Share

Terpenjara

Ibu dan Bibi membawaku menuju ke tempat akad. Mereka mengamit lenganku dengan hati-hati, seakan takut aku akan terluka. Semua mata memandangku penuh takjub, satu sama lain berbisik seakan hari ini bukan hanya milikku dan akupun berdoa semoga Dewa merasakan yang sama.

Ketika tiba di masjid, pertama kali yang kulihat adalah Dimas. Calon suamiku yang sedang duduk di depan penghulu, kedua keluarga sepakat merendengkan kedua calon mempelai saat akad terucap. Harus kuakui, Dimas sungguh tampan dengan baju pengantin sunda yang tampak pas di tubuhnya. Dimas menatapku tanpa ekspresi, menelusup rasa aneh pada dadaku saat Dimas malah mengalihkan pandangan.

Memang seminggu menjelang pernikahan kemarin Dimas mulai jarang menghubungiku, bahkan malam tadi pun dia hanya menelepon sekedar basa-basi, aku berdoa ini bukan pertanda buruk. Mataku aktif mengedar ke sekeliling melihat suasana masjid, semua keluarga nampak lengkap hadir tapi sebenarnya bukan mereka yang aku cari.

Aku menghela nafas mengambil tempat di samping Dimas seraya mempersiapkan hati, berkali-kali aku memandang Ibu dan Ayah untuk menguatkan keputusan yang aku ambil.

"Ananda sudah siap mengikrarkan akad?" tanya Pak Amir yang bertugas sebagai Penghulu pernikahan kami pada Dimas yang berada di sampingku.
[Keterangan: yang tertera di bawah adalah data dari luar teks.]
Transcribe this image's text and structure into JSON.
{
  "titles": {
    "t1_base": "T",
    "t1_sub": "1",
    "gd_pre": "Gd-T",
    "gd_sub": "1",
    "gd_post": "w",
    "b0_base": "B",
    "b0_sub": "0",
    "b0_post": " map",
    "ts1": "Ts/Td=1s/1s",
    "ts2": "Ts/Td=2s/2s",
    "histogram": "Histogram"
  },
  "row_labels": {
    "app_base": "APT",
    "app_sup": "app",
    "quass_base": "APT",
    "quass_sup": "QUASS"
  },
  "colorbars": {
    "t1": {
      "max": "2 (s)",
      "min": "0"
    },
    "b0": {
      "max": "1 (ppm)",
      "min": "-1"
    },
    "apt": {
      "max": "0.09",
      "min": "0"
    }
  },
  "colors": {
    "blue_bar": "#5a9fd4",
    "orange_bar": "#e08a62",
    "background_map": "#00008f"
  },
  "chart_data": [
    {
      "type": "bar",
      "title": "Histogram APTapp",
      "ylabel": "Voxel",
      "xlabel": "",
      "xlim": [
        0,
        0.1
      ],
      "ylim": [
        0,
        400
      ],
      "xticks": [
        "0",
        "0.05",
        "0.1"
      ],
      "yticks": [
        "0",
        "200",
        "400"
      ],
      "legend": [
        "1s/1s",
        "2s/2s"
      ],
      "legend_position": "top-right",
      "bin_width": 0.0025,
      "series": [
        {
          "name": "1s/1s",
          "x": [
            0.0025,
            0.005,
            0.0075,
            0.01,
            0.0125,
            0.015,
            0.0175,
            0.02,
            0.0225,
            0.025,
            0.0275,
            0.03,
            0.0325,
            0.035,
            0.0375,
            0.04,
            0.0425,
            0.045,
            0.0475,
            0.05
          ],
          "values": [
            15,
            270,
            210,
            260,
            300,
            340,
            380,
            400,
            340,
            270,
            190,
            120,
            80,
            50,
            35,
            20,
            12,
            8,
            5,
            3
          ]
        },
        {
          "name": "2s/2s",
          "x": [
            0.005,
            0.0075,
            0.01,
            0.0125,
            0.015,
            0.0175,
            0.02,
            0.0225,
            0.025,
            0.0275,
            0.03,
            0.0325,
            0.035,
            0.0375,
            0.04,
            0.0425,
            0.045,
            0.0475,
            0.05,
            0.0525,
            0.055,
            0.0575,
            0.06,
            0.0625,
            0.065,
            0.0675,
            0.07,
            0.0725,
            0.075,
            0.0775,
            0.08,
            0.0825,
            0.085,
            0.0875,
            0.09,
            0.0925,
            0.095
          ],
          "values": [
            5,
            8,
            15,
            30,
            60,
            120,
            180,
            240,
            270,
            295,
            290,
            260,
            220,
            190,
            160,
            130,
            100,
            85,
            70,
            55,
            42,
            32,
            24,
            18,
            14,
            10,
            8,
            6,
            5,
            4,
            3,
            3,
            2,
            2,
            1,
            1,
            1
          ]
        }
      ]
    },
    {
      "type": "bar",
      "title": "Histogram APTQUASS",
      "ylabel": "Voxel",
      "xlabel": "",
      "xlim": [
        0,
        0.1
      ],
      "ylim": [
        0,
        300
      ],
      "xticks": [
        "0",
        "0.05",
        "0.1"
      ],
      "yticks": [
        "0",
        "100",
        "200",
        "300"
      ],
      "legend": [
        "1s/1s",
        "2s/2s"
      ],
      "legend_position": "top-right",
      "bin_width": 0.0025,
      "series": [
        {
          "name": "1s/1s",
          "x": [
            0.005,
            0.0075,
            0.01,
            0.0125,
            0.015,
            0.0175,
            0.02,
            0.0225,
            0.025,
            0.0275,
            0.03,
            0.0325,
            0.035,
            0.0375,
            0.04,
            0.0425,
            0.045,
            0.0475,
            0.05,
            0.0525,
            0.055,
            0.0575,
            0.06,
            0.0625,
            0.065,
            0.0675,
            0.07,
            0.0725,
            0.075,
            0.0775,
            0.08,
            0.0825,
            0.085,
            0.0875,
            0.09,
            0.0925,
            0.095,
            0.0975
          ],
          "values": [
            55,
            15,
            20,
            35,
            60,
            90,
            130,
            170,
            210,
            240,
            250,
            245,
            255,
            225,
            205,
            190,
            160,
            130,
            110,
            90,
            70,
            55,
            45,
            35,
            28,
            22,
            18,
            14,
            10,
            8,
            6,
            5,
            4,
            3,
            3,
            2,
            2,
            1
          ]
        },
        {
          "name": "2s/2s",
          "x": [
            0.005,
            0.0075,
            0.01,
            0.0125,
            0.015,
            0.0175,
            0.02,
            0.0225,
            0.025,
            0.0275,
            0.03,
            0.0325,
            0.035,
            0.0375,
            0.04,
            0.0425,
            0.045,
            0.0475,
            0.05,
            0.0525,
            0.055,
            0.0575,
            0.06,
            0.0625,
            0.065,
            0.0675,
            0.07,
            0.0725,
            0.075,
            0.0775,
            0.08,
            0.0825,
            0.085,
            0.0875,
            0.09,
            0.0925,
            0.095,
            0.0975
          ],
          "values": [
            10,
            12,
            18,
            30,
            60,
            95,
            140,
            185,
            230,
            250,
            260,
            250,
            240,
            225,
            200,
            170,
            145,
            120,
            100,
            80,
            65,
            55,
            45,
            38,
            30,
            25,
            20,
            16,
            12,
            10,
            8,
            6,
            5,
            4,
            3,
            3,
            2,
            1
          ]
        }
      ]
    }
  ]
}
Dimas tidak menjawab dia malah diam lalu menatapku sekilas dengan wajah yang dingin. Aku merasa ada yang aneh dengan pandangannya kali ini.

"Dimas, itu Pak Amif nanya di jawab!" perintah Ibu mertuaku melihat Dimas hanya diam.

"Bagaimana kita bisa mulai?" ulang Pak Amir lagi, dia mulai gak nyaman dengan suasana mata tuanya berkali-kali melihat jam seperti diburu waktu.

Dimas menghela nafas berat, "Sebelum saya mengucapkan akad, saya ingin bertanya sesuatu kepada calon istri saya boleh?"

Degh! Aku langsung menoleh kaget. "Maksudnya Mas apa?"

"Beri saya waktu untuk menunjukan sesuatu!" ujarnya tajam.

*****

Kali ini kami duduk saling berhadapan, gemuruh dadaku kian terasa kala aku lihat Dewa dan Gio hadir di antara kami. Terpaksa aku menelan fakta baru yang mengejutkan, ternyata Dewa dan Dimas sudah lama bersahabat jauh sebelum aku mengenal Dimas. Sudah kuduga sebelumnya, di mana aku melihat kejanggalan ternyata memang benar di situlah rahasia memang di simpan.

Tak bisa kuhindari, menelusup kebingungan dan gelisah ke dalam hatiku ketika Dimas masih saja diam, padahal semua pihak yang diminta hadir oleh Dimas di ruang tamu rumahku sudah kumpul semua.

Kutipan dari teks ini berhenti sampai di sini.